Oleh karena itu, ia punya fokus kurasi input. Mereka tidak mengkonsumsi apa pun yang tidak mendukung tujuan hidupnya.
Selain itu, mereka mudah menerapkan minimalisme aplikasi. Ini berarti kita berani menghapus aplikasi yang fungsinya hanya sebagai “pencuri waktu.”
Ini bisa berupa game atau hal destruktif lainnya. Terakhir, mereka menguasai ‘second-order thinking’. Ini adalah kemampuan menjawab pertanyaan dari setiap aktivitas digital. Misalnya, “Apa untungnya kalau saya membuka media sosial sekarang?”
Interpretasi Psikologis: Kebijaksanaan Diri (Ego Strength)
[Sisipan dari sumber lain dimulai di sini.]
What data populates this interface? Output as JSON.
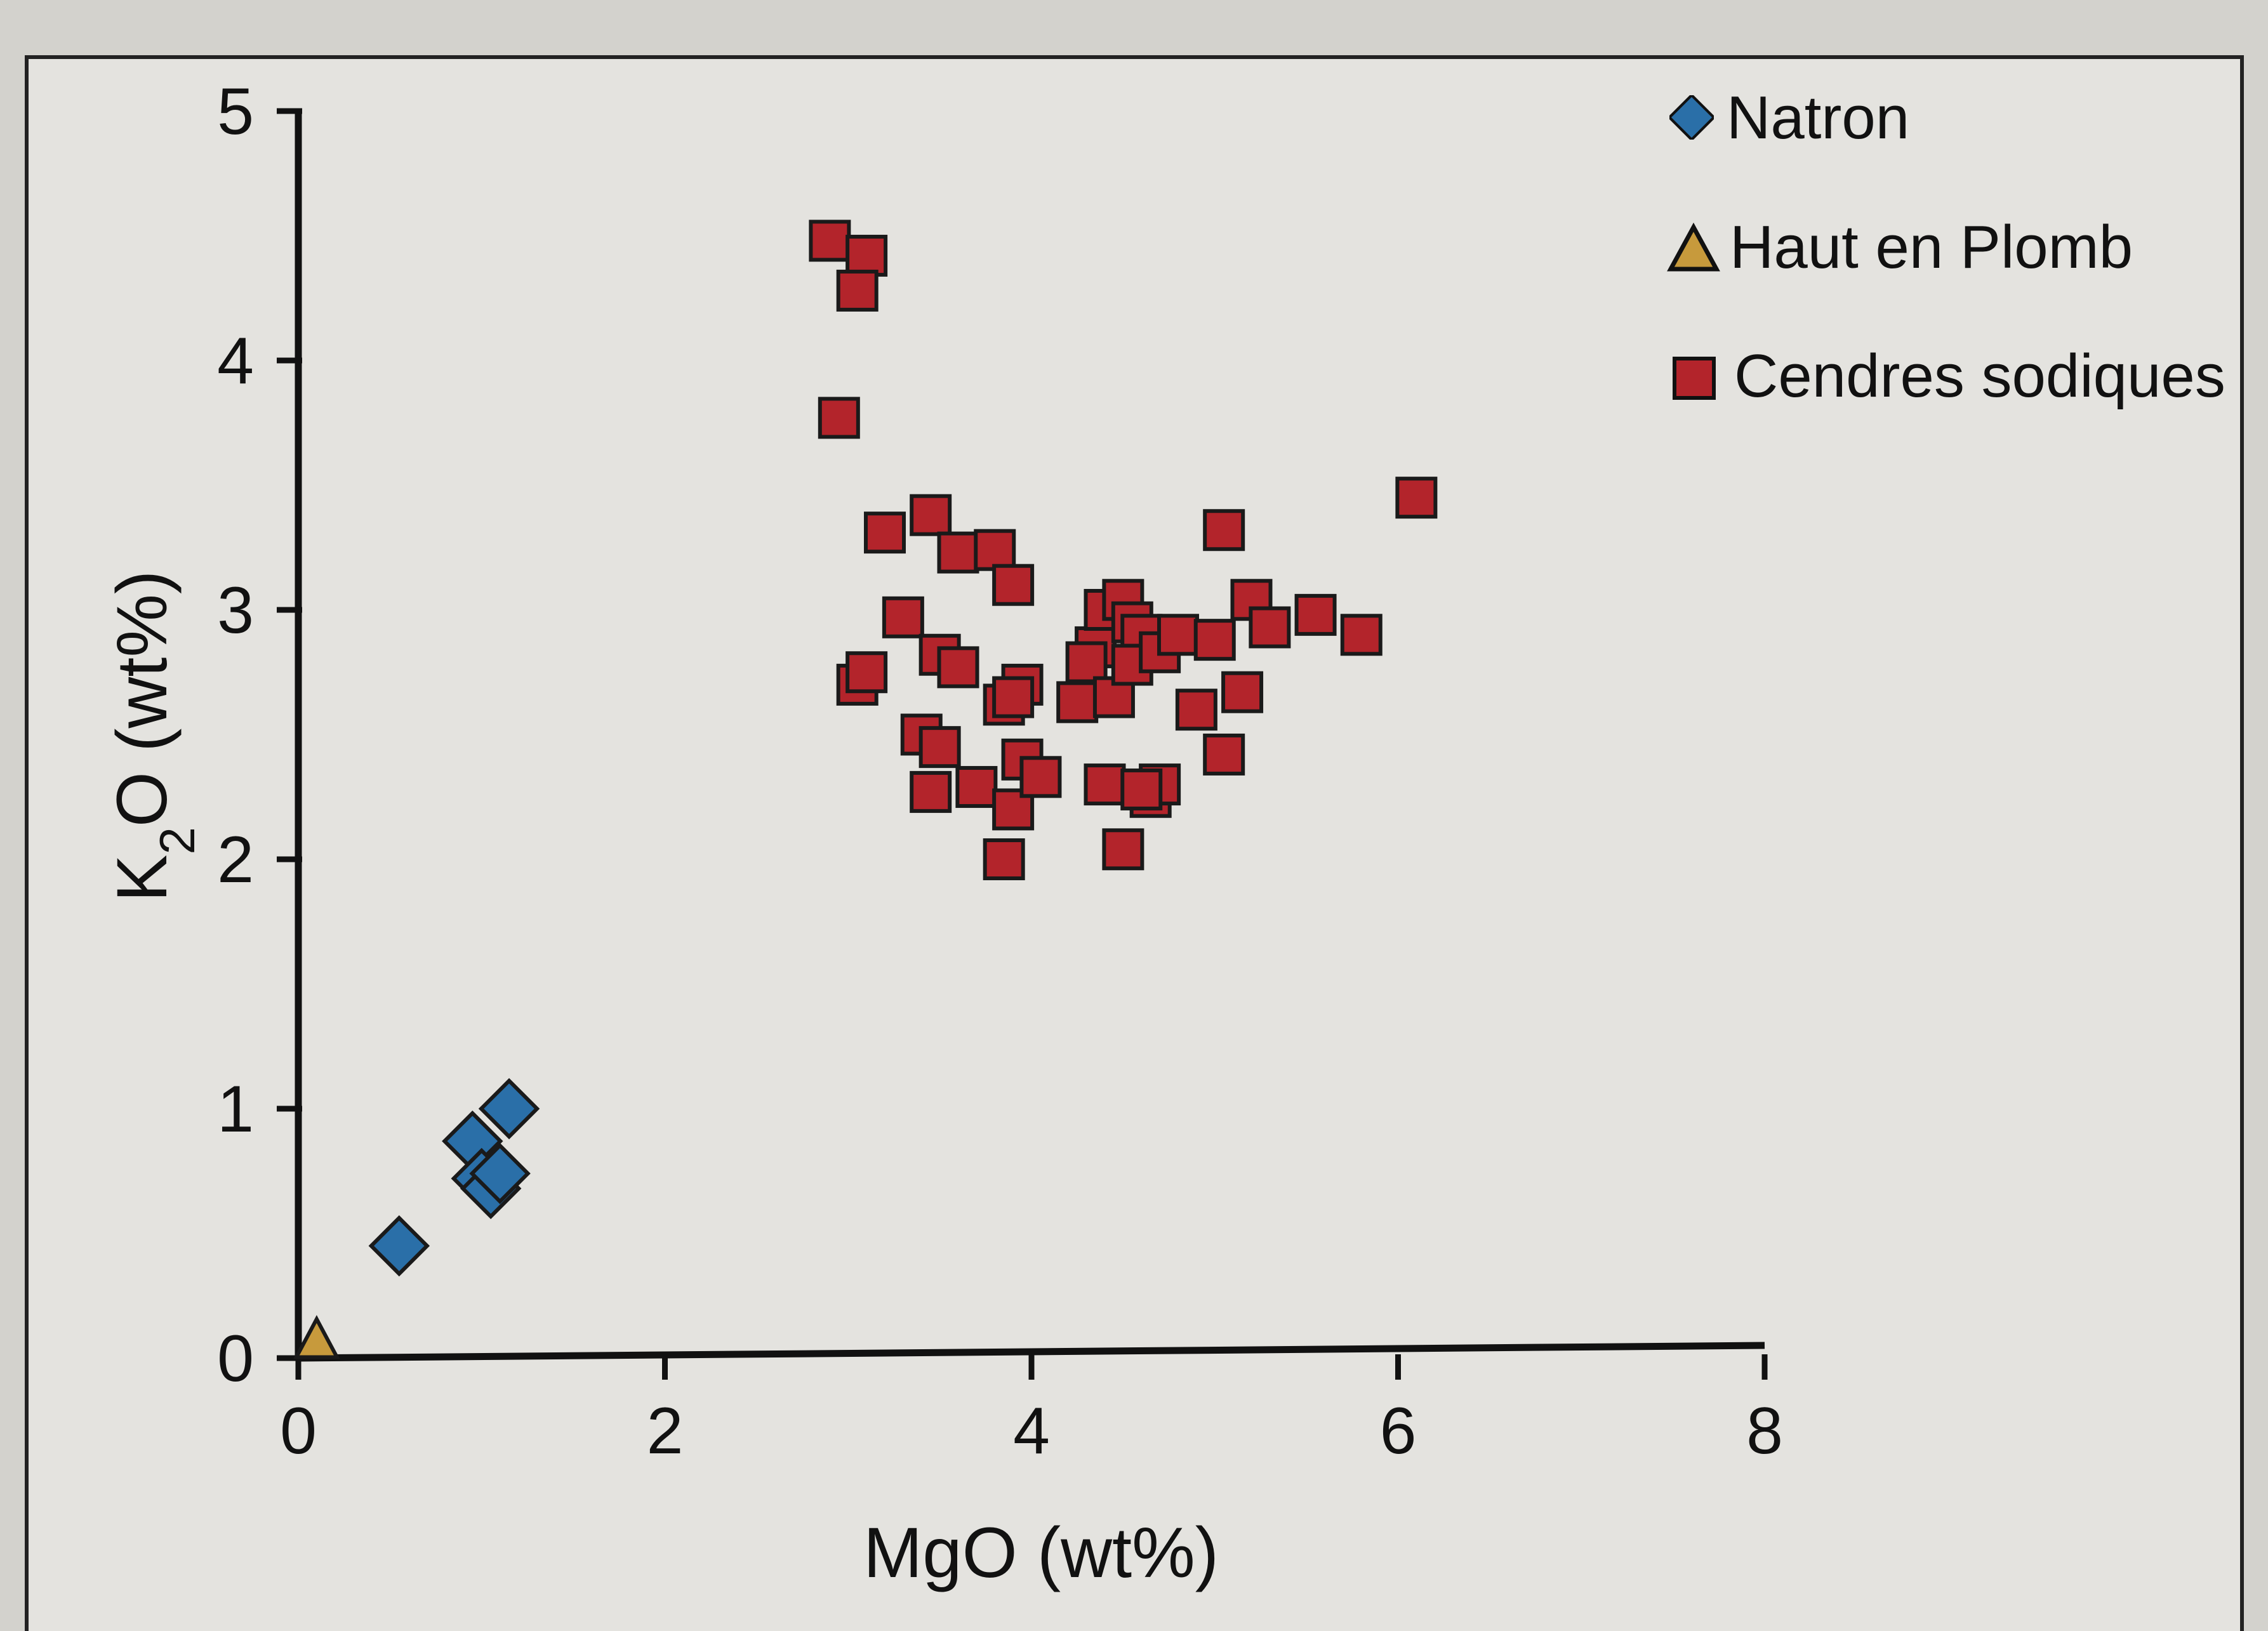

Fenomena ini selaras dengan konsep Kebijaksanaan Diri (Ego Strength) dalam psikologi. Ego Strength adalah kemampuan diri untuk menghadapi realitas dan menahan dorongan instingtif.
Ketika kita gagal menerapkan kurasi input atau minimalisme aplikasi, kita menyerah pada kesenangan instan (instant gratification).
Ahli psikologi seperti Sigmund Freud mungkin menafsirkannya sebagai kegagalan Ego (realitas) dalam mengendalikan Id (dorongan kesenangan).
Orang yang kompeten digital punya Ego Strength yang kuat. Mereka mampu menunda kesenangan demi manfaat jangka panjang.
Sebab itu, mereka berhasil membentuk lingkungan digital yang progresif.
Seperti kata pepatah umum: “Disiplin adalah memilih antara apa yang kamu inginkan sekarang dan apa yang paling kamu inginkan.”
Dalam era digital, disiplin adalah kunci untuk menjaga akal sehat kita.